С тем, что в академии никто не учится, потому что нечему, я уже смирилась окончательно. Но мои подопечные не хотели тихо читать по слогам не только учебник, но и записанные мною на доске термины. Моя работа их веселила, как папуасов бусики из стекла. Пишите, пишите, Надежда Викторовна, я домой приду и родителей попугаю: упанищады Махабхарата, кшатрии. Они в обморок упадут. Пишите. Я бы писала, но теперь они взяли моду приходить на занятия пьяными, обкуренными и невменяемыми. Сумасшествие проходило под девизом «весна» и время от времени одаривало аудиторию рвотными массами, вырвавшимися из детских желудков. Спасибо, конечно, они еще не рожали прямо на моих лекциях. Но с каким глубоким чувством я вспоминала родной университет, факультет невест и грозный партийный порядок, который почему-то поддерживался если не штыками, то уж деканатом точно.
Ностальгия по режиму заставила меня запастись наручниками — теперь я приковывала нарушителей порядка к батарее, и газовым пистолетом — я пользовалась им в качестве дезодоранта, чтобы перебить выхлопы алкоголя, идущие из самых недр моих студентов. В таком ключе наше сотрудничество со студентами стало более продуктивным, что позволило мне на время ответа отвлечься и немного подумать о высоком.
— Великая китайская стена была построена, чтобы по ней ходить… — вещала девочка, претендующая на красный диплом. — И ездить. В Монголию. Правильно?

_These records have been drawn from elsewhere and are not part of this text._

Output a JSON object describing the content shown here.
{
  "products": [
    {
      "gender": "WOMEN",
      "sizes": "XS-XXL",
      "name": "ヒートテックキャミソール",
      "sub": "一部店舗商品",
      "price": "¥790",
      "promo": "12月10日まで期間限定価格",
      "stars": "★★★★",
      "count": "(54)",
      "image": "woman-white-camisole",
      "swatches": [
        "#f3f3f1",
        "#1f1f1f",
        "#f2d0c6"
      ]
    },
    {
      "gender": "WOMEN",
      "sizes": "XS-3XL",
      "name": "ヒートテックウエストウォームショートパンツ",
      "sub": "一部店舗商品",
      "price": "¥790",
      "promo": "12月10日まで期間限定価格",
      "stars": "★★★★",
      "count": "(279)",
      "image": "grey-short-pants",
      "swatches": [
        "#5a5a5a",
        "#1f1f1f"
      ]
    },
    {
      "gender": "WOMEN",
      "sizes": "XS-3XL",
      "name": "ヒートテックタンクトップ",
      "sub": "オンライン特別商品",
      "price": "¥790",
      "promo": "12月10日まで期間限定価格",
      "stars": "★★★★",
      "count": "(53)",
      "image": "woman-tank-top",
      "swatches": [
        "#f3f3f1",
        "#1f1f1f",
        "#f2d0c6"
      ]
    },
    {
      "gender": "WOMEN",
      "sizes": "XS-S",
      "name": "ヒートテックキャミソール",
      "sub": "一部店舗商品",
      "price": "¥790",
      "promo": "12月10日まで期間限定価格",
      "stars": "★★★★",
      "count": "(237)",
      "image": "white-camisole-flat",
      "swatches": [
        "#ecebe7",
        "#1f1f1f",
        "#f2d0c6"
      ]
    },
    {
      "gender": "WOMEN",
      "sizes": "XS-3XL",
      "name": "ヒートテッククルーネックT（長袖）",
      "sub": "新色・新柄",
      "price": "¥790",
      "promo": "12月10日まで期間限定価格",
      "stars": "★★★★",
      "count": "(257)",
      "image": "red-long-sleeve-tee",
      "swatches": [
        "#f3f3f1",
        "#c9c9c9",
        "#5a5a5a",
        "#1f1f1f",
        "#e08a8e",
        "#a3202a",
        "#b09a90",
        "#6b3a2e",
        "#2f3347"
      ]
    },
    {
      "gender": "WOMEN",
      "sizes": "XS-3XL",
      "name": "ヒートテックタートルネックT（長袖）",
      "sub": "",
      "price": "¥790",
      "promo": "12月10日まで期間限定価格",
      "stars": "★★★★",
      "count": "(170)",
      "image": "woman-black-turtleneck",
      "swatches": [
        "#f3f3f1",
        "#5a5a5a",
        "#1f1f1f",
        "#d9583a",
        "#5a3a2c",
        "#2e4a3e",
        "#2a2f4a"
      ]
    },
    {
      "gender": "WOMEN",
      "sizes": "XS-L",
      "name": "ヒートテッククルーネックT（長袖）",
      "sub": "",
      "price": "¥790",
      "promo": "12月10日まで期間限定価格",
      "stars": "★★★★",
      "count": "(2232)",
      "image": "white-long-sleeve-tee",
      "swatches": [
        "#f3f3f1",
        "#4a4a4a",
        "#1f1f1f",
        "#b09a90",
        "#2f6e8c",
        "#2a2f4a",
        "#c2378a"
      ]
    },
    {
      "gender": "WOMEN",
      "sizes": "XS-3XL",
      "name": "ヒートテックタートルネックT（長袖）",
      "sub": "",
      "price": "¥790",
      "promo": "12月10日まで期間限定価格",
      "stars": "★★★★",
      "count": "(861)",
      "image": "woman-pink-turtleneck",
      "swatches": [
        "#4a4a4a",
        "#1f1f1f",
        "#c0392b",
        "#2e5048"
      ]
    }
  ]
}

— Нет, — отрезала я. — Продолжайте.
Итак, сегодня у меня школа и Людочка. Я назначила ей свидание прямо у двери в класс Луизианы и теперь очень надеялась, что наш совместный демарш не только попортит учительнице кровь, но и даст мне возможность разобраться в роли Люды Кривенцовой в жизни Володи Прядко.
— Вас же к телефону, — заныла студентка. — Вас к телефону. Вон лаборант стоит. Мне продолжать, пока вас не будет? Про стену?..
— Ты веришь в любовь? — спросил меня Миша, которому явно нечего было делать на работе.
Ну что ему сказать? Что я смотрю передачу «Секретные материалы», но от этого моя вера в инопланетян никак не отдаляется от детсадовской? То есть теоретически я, конечно, верю, но рук не пожимала, в раскосые глазки не заглядывала, на тарелке не гостила. Это же дело серьезное. Как говорила моя мама: «Пока не помацаешь, не поверишь». А тут любовь.
— Ты хочешь отдать за меня жизнь? — спросила я, считая этот вопрос лакмусовой бумажкой для проверки любви на профпригодность.
— А что, уже пора?
Он задал вопрос так буднично, словно собирался покупать проездной или обзаводиться страховым полисом.
— Пора, — объявила я.
В крайнем случае Мишу и можно будет использовать для убиения Луизианы Федоровны.
— Но у меня же дети, Ирочка не работает. Как же? — всерьез забеспокоился Миша, и сердце мое почти затрепетало: его намерения были вполне серьезны.
— Я о них позабочусь!
— Когда? — обреченно спросил Миша.
— Да живи, что за глупости! — огрызнулась я, понимая, что мой рейтинг в категории «лучшая невеста года» продолжает оставаться опасно высоким. — Пока, я на работе.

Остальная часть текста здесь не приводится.